El consumo indebido de alcohol en adultos mayores se asocia con un deterioro cognitivo acelerado. Foto:iStock
En este contexto, el National Institute on Alcohol Abuse and Alcoholism (NIAAA), de Estados Unidos, advierte que las consecuencias asociadas al consumo de alcohol también están aumentando entre esta población.
“Si bien algunos adultos mayores pueden haber consumido alcohol de forma regular durante años sin problemas aparentes, es posible que con el tiempo noten que los efectos se vuelvan más intensos y se manifiesten con mayor rapidez”, señala la entidad.
El instituto agrega que, a medida que avanza la edad, los cambios físicos y mentales propios del envejecimiento pueden hacer que el alcohol afecte de manera diferente al organismo, incrementando el riesgo de consecuencias negativas.
Los efectos
Las personas mayores son más sensibles a los efectos sedantes del alcohol, así como a alteraciones en el equilibrio, la coordinación, la atención y las habilidades para conducir. Además, el NIAAA advierte que el consumo indebido de alcohol en adultos mayores se asocia con un deterioro cognitivo más acelerado, que puede afectar la memoria, el pensamiento y el juicio.

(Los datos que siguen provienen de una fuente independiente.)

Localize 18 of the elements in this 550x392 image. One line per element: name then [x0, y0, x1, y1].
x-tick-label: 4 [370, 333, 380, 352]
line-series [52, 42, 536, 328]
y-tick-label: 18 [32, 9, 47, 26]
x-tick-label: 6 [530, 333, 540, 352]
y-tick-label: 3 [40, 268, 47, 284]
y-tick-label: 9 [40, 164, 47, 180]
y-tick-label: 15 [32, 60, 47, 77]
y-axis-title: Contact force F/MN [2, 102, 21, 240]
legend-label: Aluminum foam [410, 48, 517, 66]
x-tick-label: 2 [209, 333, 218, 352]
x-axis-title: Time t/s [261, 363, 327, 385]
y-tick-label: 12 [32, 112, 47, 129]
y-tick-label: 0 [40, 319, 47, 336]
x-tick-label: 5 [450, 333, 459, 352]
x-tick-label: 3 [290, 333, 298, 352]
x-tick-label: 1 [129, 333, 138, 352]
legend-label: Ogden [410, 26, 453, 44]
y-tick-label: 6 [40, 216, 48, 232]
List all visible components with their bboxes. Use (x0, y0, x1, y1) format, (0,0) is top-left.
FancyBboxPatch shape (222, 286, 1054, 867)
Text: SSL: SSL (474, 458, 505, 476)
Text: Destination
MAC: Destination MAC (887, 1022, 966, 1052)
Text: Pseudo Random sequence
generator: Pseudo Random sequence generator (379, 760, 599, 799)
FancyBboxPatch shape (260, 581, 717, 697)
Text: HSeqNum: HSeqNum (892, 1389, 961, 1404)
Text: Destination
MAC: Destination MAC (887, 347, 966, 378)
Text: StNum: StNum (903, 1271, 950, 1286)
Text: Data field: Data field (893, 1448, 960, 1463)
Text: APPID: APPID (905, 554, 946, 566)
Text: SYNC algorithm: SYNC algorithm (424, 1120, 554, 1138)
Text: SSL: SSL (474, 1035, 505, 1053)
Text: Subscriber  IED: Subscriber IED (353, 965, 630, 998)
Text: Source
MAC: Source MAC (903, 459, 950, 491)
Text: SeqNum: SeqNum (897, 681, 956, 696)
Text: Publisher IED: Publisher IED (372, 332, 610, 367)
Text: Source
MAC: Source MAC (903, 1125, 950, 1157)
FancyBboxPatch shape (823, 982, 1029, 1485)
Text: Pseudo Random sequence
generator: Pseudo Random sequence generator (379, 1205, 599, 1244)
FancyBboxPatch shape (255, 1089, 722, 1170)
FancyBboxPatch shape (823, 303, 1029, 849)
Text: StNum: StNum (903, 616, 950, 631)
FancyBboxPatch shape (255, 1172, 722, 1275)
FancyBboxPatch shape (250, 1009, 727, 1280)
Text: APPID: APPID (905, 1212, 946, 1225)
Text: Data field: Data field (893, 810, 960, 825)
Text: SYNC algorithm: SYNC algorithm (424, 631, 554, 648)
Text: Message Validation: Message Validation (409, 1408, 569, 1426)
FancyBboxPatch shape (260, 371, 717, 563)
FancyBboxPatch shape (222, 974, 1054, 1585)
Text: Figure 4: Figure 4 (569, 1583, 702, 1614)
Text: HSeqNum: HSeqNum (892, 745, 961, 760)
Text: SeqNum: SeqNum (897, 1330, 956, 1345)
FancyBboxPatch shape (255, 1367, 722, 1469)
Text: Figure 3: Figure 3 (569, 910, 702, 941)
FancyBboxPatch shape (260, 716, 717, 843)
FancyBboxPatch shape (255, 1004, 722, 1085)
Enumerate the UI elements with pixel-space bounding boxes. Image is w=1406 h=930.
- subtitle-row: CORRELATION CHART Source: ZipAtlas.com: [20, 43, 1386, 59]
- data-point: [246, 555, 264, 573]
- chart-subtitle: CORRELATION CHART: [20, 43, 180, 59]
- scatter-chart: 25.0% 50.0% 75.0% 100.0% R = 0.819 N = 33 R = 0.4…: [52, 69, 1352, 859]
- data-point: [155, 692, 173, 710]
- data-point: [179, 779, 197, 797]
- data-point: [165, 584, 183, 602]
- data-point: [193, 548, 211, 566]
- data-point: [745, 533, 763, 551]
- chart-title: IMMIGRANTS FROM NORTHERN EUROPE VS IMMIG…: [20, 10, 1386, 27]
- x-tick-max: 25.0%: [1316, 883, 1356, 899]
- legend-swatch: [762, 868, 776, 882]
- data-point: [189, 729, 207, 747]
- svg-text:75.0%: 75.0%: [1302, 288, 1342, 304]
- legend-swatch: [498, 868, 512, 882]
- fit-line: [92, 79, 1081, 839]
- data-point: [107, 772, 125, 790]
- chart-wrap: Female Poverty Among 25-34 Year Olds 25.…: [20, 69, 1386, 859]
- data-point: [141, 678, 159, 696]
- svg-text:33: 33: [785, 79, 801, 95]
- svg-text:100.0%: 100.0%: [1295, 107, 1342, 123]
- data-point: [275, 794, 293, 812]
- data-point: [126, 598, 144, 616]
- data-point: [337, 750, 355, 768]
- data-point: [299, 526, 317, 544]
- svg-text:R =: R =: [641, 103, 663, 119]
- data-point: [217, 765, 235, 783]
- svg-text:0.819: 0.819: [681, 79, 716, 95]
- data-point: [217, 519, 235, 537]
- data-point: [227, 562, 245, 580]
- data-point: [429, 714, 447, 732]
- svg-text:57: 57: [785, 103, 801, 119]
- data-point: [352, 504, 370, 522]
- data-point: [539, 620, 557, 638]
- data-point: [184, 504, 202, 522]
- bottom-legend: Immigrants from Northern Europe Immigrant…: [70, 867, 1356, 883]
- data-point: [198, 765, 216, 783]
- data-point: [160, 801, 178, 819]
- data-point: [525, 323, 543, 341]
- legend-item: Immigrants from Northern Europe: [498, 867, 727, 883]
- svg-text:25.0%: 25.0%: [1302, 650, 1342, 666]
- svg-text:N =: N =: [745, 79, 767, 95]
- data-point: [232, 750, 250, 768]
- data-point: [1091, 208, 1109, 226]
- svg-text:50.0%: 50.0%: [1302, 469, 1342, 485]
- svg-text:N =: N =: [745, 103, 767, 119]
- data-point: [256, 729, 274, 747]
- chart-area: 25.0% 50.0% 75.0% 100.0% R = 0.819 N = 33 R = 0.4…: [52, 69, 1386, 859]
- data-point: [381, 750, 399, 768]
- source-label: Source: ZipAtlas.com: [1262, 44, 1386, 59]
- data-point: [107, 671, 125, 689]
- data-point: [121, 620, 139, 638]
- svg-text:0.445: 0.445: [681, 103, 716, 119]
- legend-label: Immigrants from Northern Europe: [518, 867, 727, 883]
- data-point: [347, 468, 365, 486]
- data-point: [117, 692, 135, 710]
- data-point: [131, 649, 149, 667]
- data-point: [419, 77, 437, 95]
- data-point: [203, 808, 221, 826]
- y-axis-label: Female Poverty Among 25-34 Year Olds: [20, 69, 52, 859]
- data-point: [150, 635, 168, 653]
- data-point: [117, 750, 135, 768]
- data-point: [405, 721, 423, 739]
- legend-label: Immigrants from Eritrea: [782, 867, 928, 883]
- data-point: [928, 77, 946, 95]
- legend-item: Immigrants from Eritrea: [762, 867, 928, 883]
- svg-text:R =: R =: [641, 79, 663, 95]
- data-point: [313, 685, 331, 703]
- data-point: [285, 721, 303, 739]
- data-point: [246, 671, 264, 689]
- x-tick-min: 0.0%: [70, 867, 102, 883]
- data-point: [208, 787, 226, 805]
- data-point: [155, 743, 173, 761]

“Muchos adultos experimentan problemas en la duración y la calidad del sueño a medida que envejecen. Estas dificultades pueden llevar a algunos adultos mayores a automedicarse con alcohol para intentar dormir mejor. Sin embargo, beber con este propósito puede agravar los trastornos del sueño”, explica la entidad.
Asimismo, el consumo de alcohol puede aumentar el riesgo de desarrollar afecciones médicas más frecuentes en la vejez, como dolor crónico, enfermedades cardiovasculares, diabetes e infecciones respiratorias.
Un posible problema con el alcohol pueden incluir pérdida de memoria y depresión. Foto:iStock
«Para los adultos mayores, los signos de un posible problema con el alcohol pueden incluir pérdida de memoria, depresión, ansiedad, falta de apetito, moretones inexplicables, caídas, problemas para dormir y falta de atención en la limpieza o la apariencia», resume el instituto.
El NIAAA recomienda que, si existe preocupación por los patrones de consumo de alcohol propios o de una persona cercana, se consulte con un profesional de la salud.